Baska ne yapılır? Ailenizi veya sevdiğiniz arkadaşlarınızı içine doluşturur, uzun uzun gidersiniz. Sırf hayatınızdaki olumsuzluklardan biraz olsun arınmak için. Hele bir de klasik otomobilinizin aynisinden oluşan bir gurubunuz varsa, işte tam bir keyif gezisi size.
Başka mı? Eğer büyük bir klasik otomobiliniz varsa, mesela Amerikan klasiklerinden, düğünler için vazgeçilmez unsur olur. Ya düğüne kiralarsınız ya da unutulmaz ölümsüz fotoğraflara vesile olursunuz.
Hatta eğer hurda vaziyette klasiğiniz varsa, güzel bir projeyle yine değerlendirilir. Artık yola çıkamaz, toparlanamaz durumdaysa, o klasikten çok güzel dekorasyon objeleri oluşturulabilir. Koltuk yapılır, duvara dekor yapılır, trolli olur, hatta mangal bile olur.

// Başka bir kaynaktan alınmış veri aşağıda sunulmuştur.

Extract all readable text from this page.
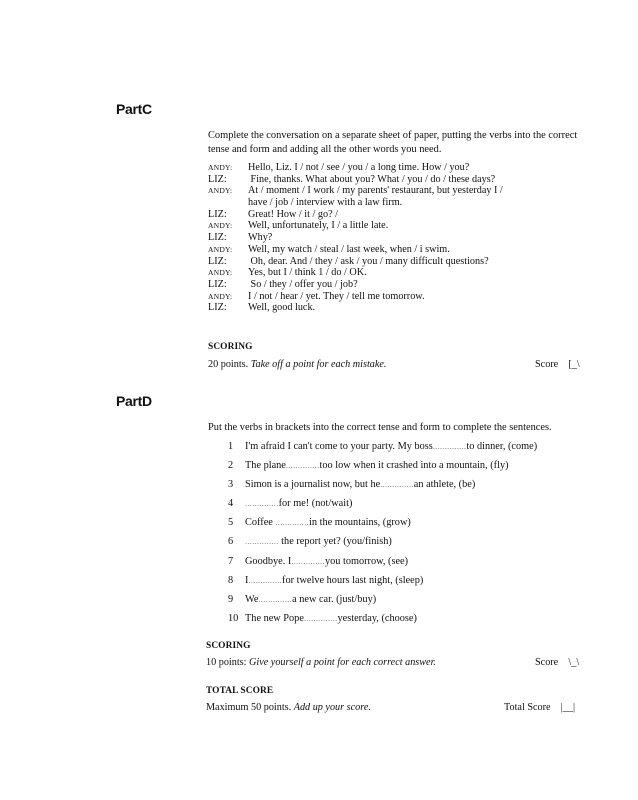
PartC
Complete the conversation on a separate sheet of paper, putting the verbs into the correct tense and form and adding all the other words you need.
ANDY: Hello, Liz. I / not / see / you / a long time. How / you?
LIZ: Fine, thanks. What about you? What / you / do / these days?
ANDY: At / moment / I work / my parents' restaurant, but yesterday I /
have / job / interview with a law firm.
LIZ: Great! How / it / go? /
ANDY: Well, unfortunately, I / a little late.
LIZ: Why?
ANDY: Well, my watch / steal / last week, when / i swim.
LIZ: Oh, dear. And / they / ask / you / many difficult questions?
ANDY: Yes, but I / think 1 / do / OK.
LIZ: So / they / offer you / job?
ANDY: I / not / hear / yet. They / tell me tomorrow.
LIZ: Well, good luck.
SCORING
20 points. Take off a point for each mistake.	Score [_\
PartD
Put the verbs in brackets into the correct tense and form to complete the sentences.
1 I'm afraid I can't come to your party. My boss..............to dinner, (come)
2 The plane..............too low when it crashed into a mountain, (fly)
3 Simon is a journalist now, but he..............an athlete, (be)
4 ..............for me! (not/wait)
5 Coffee ..............in the mountains, (grow)
6 .............. the report yet? (you/finish)
7 Goodbye. I..............you tomorrow, (see)
8 I..............for twelve hours last night, (sleep)
9 We..............a new car. (just/buy)
10 The new Pope..............yesterday, (choose)
SCORING
10 points: Give yourself a point for each correct answer.	Score \_\
TOTAL SCORE
Maximum 50 points. Add up your score.	Total Score |__|
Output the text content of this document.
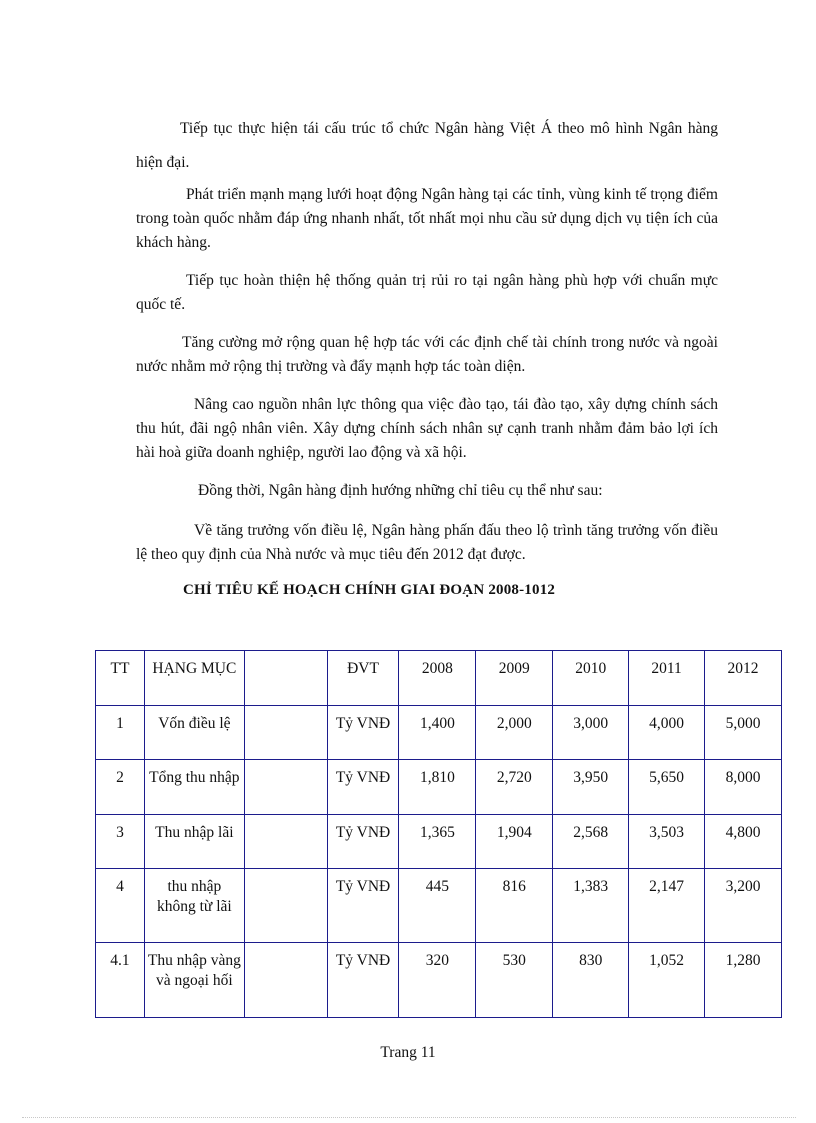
Tiếp tục thực hiện tái cấu trúc tổ chức Ngân hàng Việt Á theo mô hình Ngân hàng hiện đại.

Phát triển mạnh mạng lưới hoạt động Ngân hàng tại các tỉnh, vùng kinh tế trọng điểm trong toàn quốc nhằm đáp ứng nhanh nhất, tốt nhất mọi nhu cầu sử dụng dịch vụ tiện ích của khách hàng.

Tiếp tục hoàn thiện hệ thống quản trị rủi ro tại ngân hàng phù hợp với chuẩn mực quốc tế.

Tăng cường mở rộng quan hệ hợp tác với các định chế tài chính trong nước và ngoài nước nhằm mở rộng thị trường và đẩy mạnh hợp tác toàn diện.

Nâng cao nguồn nhân lực thông qua việc đào tạo, tái đào tạo, xây dựng chính sách thu hút, đãi ngộ nhân viên. Xây dựng chính sách nhân sự cạnh tranh nhằm đảm bảo lợi ích hài hoà giữa doanh nghiệp, người lao động và xã hội.

Đồng thời, Ngân hàng định hướng những chỉ tiêu cụ thể như sau:

Về tăng trưởng vốn điều lệ, Ngân hàng phấn đấu theo lộ trình tăng trưởng vốn điều lệ theo quy định của Nhà nước và mục tiêu đến 2012 đạt được.

CHỈ TIÊU KẾ HOẠCH CHÍNH GIAI ĐOẠN 2008-1012

TT	HẠNG MỤC		ĐVT	2008	2009	2010	2011	2012
1	Vốn điều lệ		Tỷ VNĐ	1,400	2,000	3,000	4,000	5,000
2	Tổng thu nhập		Tỷ VNĐ	1,810	2,720	3,950	5,650	8,000
3	Thu nhập lãi		Tỷ VNĐ	1,365	1,904	2,568	3,503	4,800
4	thu nhập không từ lãi		Tỷ VNĐ	445	816	1,383	2,147	3,200
4.1	Thu nhập vàng và ngoại hối		Tỷ VNĐ	320	530	830	1,052	1,280

Trang 11
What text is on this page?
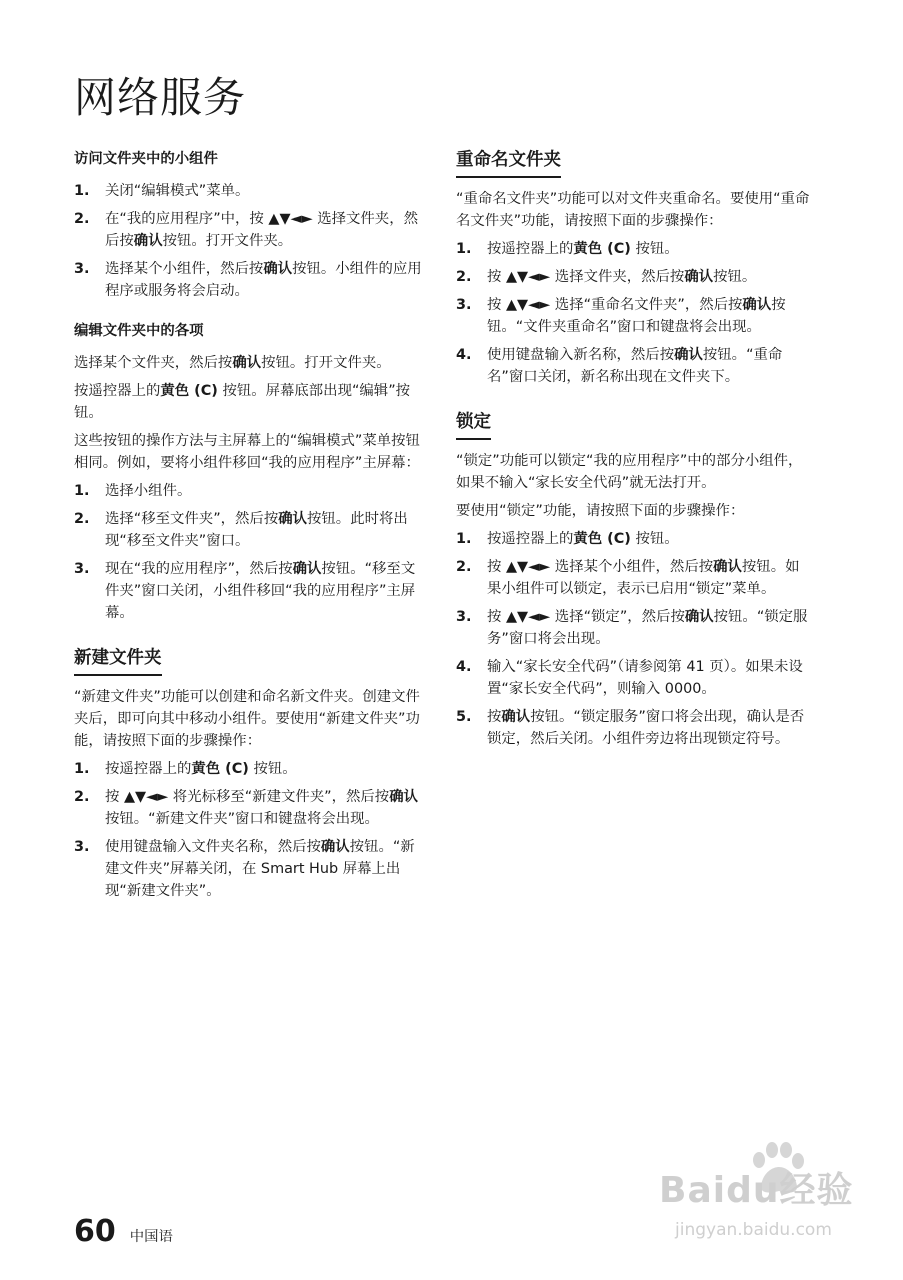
网络服务
访问文件夹中的小组件
1.	关闭“编辑模式”菜单。
2.	在“我的应用程序”中，按 ▲▼◄► 选择文件夹，然后按确认按钮。打开文件夹。
3.	选择某个小组件，然后按确认按钮。小组件的应用程序或服务将会启动。
编辑文件夹中的各项
选择某个文件夹，然后按确认按钮。打开文件夹。
按遥控器上的黄色 (C) 按钮。屏幕底部出现“编辑”按钮。
这些按钮的操作方法与主屏幕上的“编辑模式”菜单按钮相同。例如，要将小组件移回“我的应用程序”主屏幕：
1.	选择小组件。
2.	选择“移至文件夹”，然后按确认按钮。此时将出现“移至文件夹”窗口。
3.	现在“我的应用程序”，然后按确认按钮。“移至文件夹”窗口关闭，小组件移回“我的应用程序”主屏幕。
新建文件夹
“新建文件夹”功能可以创建和命名新文件夹。创建文件夹后，即可向其中移动小组件。要使用“新建文件夹”功能，请按照下面的步骤操作：
1.	按遥控器上的黄色 (C) 按钮。
2.	按 ▲▼◄► 将光标移至“新建文件夹”，然后按确认按钮。“新建文件夹”窗口和键盘将会出现。
3.	使用键盘输入文件夹名称，然后按确认按钮。“新建文件夹”屏幕关闭，在 Smart Hub 屏幕上出现“新建文件夹”。
重命名文件夹
“重命名文件夹”功能可以对文件夹重命名。要使用“重命名文件夹”功能，请按照下面的步骤操作：
1.	按遥控器上的黄色 (C) 按钮。
2.	按 ▲▼◄► 选择文件夹，然后按确认按钮。
3.	按 ▲▼◄► 选择“重命名文件夹”，然后按确认按钮。“文件夹重命名”窗口和键盘将会出现。
4.	使用键盘输入新名称，然后按确认按钮。“重命名”窗口关闭，新名称出现在文件夹下。
锁定
“锁定”功能可以锁定“我的应用程序”中的部分小组件，如果不输入“家长安全代码”就无法打开。
要使用“锁定”功能，请按照下面的步骤操作：
1.	按遥控器上的黄色 (C) 按钮。
2.	按 ▲▼◄► 选择某个小组件，然后按确认按钮。如果小组件可以锁定，表示已启用“锁定”菜单。
3.	按 ▲▼◄► 选择“锁定”，然后按确认按钮。“锁定服务”窗口将会出现。
4.	输入“家长安全代码”（请参阅第 41 页）。如果未设置“家长安全代码”，则输入 0000。
5.	按确认按钮。“锁定服务”窗口将会出现，确认是否锁定，然后关闭。小组件旁边将出现锁定符号。
60 中国语
Baidu经验
jingyan.baidu.com
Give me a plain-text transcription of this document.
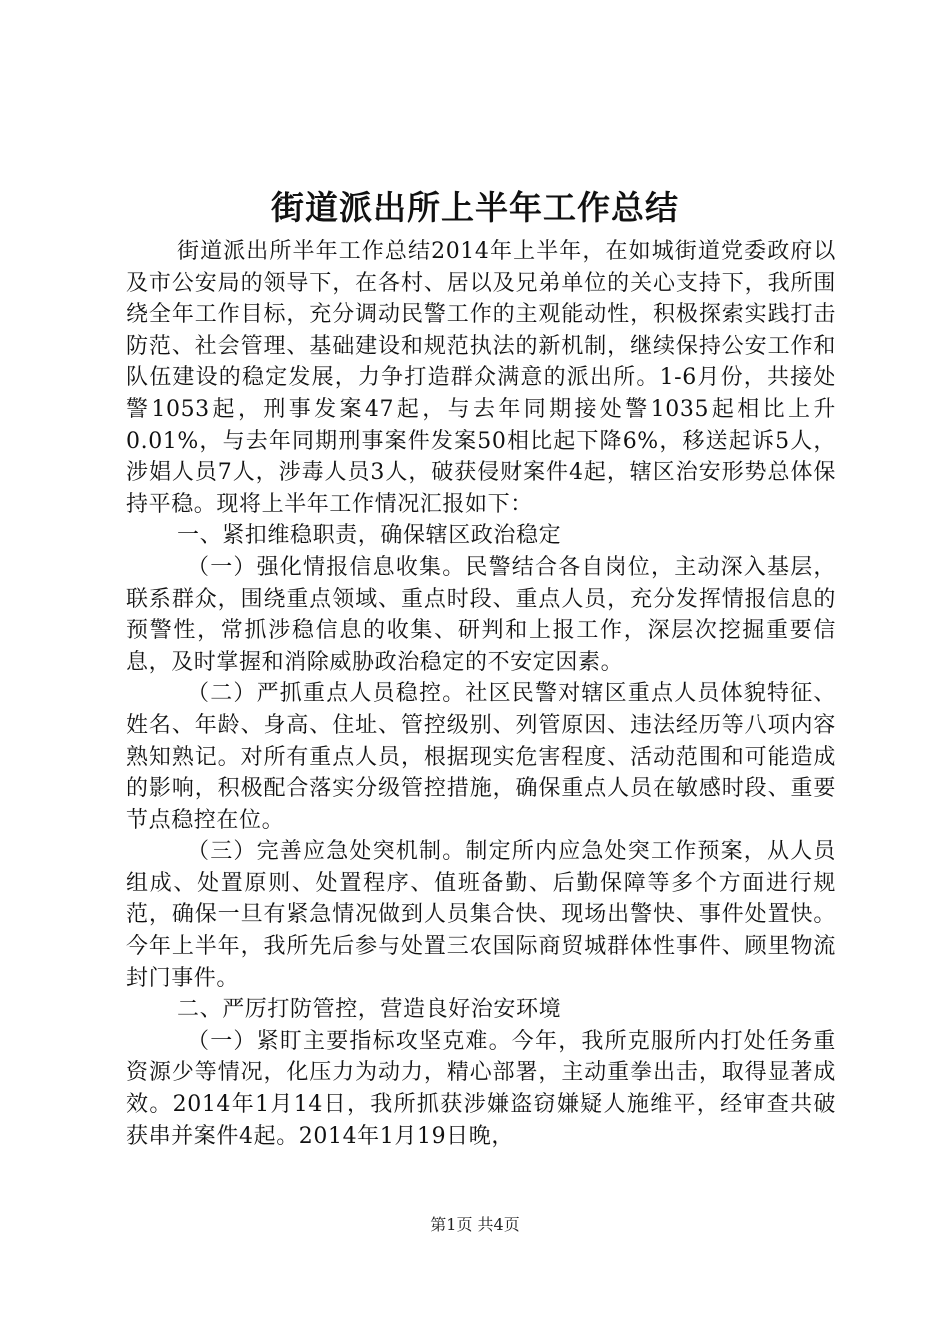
街道派出所上半年工作总结

街道派出所半年工作总结2014年上半年，在如城街道党委政府以及市公安局的领导下，在各村、居以及兄弟单位的关心支持下，我所围绕全年工作目标，充分调动民警工作的主观能动性，积极探索实践打击防范、社会管理、基础建设和规范执法的新机制，继续保持公安工作和队伍建设的稳定发展，力争打造群众满意的派出所。1-6月份，共接处警1053起，刑事发案47起，与去年同期接处警1035起相比上升0.01%，与去年同期刑事案件发案50相比起下降6%，移送起诉5人，涉娼人员7人，涉毒人员3人，破获侵财案件4起，辖区治安形势总体保持平稳。现将上半年工作情况汇报如下：

一、紧扣维稳职责，确保辖区政治稳定

（一）强化情报信息收集。民警结合各自岗位，主动深入基层，联系群众，围绕重点领域、重点时段、重点人员，充分发挥情报信息的预警性，常抓涉稳信息的收集、研判和上报工作，深层次挖掘重要信息，及时掌握和消除威胁政治稳定的不安定因素。

（二）严抓重点人员稳控。社区民警对辖区重点人员体貌特征、姓名、年龄、身高、住址、管控级别、列管原因、违法经历等八项内容熟知熟记。对所有重点人员，根据现实危害程度、活动范围和可能造成的影响，积极配合落实分级管控措施，确保重点人员在敏感时段、重要节点稳控在位。

（三）完善应急处突机制。制定所内应急处突工作预案，从人员组成、处置原则、处置程序、值班备勤、后勤保障等多个方面进行规范，确保一旦有紧急情况做到人员集合快、现场出警快、事件处置快。今年上半年，我所先后参与处置三农国际商贸城群体性事件、顾里物流封门事件。

二、严厉打防管控，营造良好治安环境

（一）紧盯主要指标攻坚克难。今年，我所克服所内打处任务重资源少等情况，化压力为动力，精心部署，主动重拳出击，取得显著成效。2014年1月14日，我所抓获涉嫌盗窃嫌疑人施维平，经审查共破获串并案件4起。2014年1月19日晚，

第1页 共4页
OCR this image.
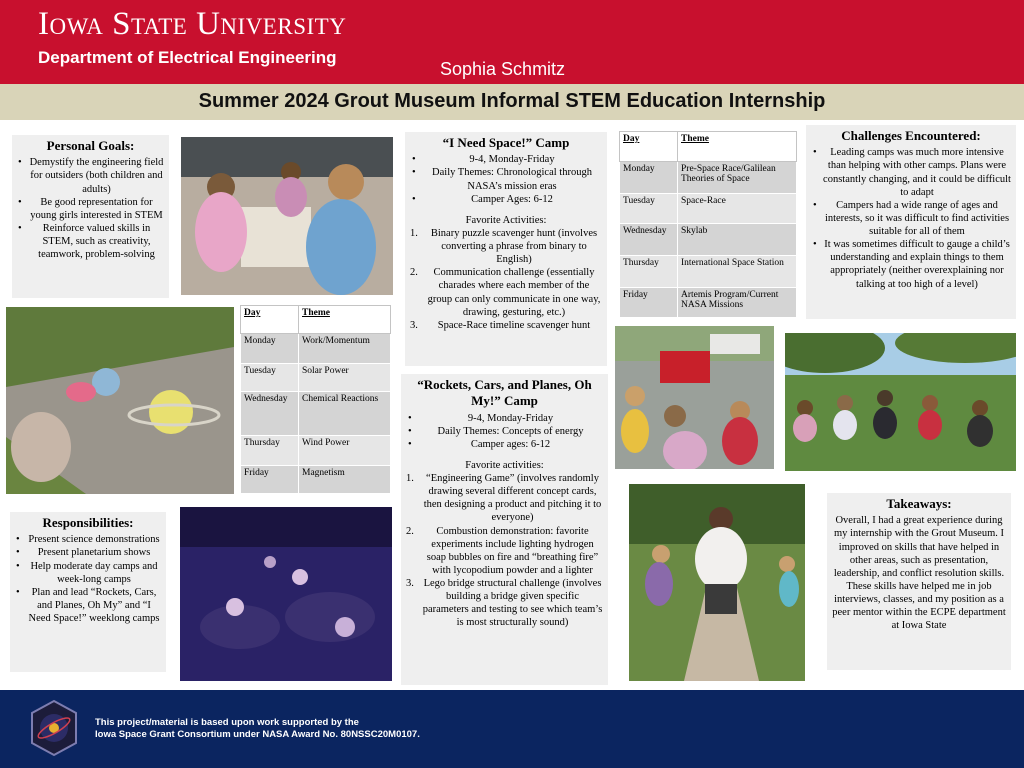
Iowa State University
Department of Electrical Engineering
Sophia Schmitz
Summer 2024 Grout Museum Informal STEM Education Internship
Personal Goals:
• Demystify the engineering field for outsiders (both children and adults)
• Be good representation for young girls interested in STEM
• Reinforce valued skills in STEM, such as creativity, teamwork, problem-solving
Day	Theme
Monday	Work/Momentum
Tuesday	Solar Power
Wednesday	Chemical Reactions
Thursday	Wind Power
Friday	Magnetism
Responsibilities:
• Present science demonstrations
• Present planetarium shows
• Help moderate day camps and week-long camps
• Plan and lead “Rockets, Cars, and Planes, Oh My” and “I Need Space!” weeklong camps
“I Need Space!” Camp
• 9-4, Monday-Friday
• Daily Themes: Chronological through NASA’s mission eras
• Camper Ages: 6-12
Favorite Activities:
1. Binary puzzle scavenger hunt (involves converting a phrase from binary to English)
2. Communication challenge (essentially charades where each member of the group can only communicate in one way, drawing, gesturing, etc.)
3. Space-Race timeline scavenger hunt
“Rockets, Cars, and Planes, Oh My!” Camp
• 9-4, Monday-Friday
• Daily Themes: Concepts of energy
• Camper ages: 6-12
Favorite activities:
1. “Engineering Game” (involves randomly drawing several different concept cards, then designing a product and pitching it to everyone)
2. Combustion demonstration: favorite experiments include lighting hydrogen soap bubbles on fire and “breathing fire” with lycopodium powder and a lighter
3. Lego bridge structural challenge (involves building a bridge given specific parameters and testing to see which team’s is most structurally sound)
Day	Theme
Monday	Pre-Space Race/Galilean Theories of Space
Tuesday	Space-Race
Wednesday	Skylab
Thursday	International Space Station
Friday	Artemis Program/Current NASA Missions
Challenges Encountered:
• Leading camps was much more intensive than helping with other camps. Plans were constantly changing, and it could be difficult to adapt
• Campers had a wide range of ages and interests, so it was difficult to find activities suitable for all of them
• It was sometimes difficult to gauge a child’s understanding and explain things to them appropriately (neither overexplaining nor talking at too high of a level)
Takeaways:

Overall, I had a great experience during my internship with the Grout Museum. I improved on skills that have helped in other areas, such as presentation, leadership, and conflict resolution skills. These skills have helped me in job interviews, classes, and my position as a peer mentor within the ECPE department at Iowa State

This project/material is based upon work supported by the
Iowa Space Grant Consortium under NASA Award No. 80NSSC20M0107.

Ama en önemlisi, eğer bir klasik otomobiliniz varsa , bence gidin bir klasik otomobil camiasına derhal üye olun. Hem kendiniz, hemde otomobilinizi kaydettirin. Klasiğinizi onore edin.
Ülkemizde faaliyet gösteren iki klasik camia var. Her ikisi de birbirinden kıymetli organizasyonlar yapıyorlar. Biri Kuzey Kıbrıs Klasik ve Spor Otomobil Kulübü’dür. Diğeri ise Kıbrıs Türk Klasik Otomobil Derneği. Her yıl çok renkli, çok özverili faaliyetler yapan bu camilalara kaydınızı hiç geciktirmeden yaptırın, yoksa çok şey kaçırırsınız.
Gerek gezilerine, gerek yarışlarına, gerek sergi ve sosyal sorumluluk projelerine katılın. Çok sıcak dostlukların kurulabileceği, çok zevk alıp bir sonraki faaliyeti dört gözle bekleyeceğinizi garanti ederim.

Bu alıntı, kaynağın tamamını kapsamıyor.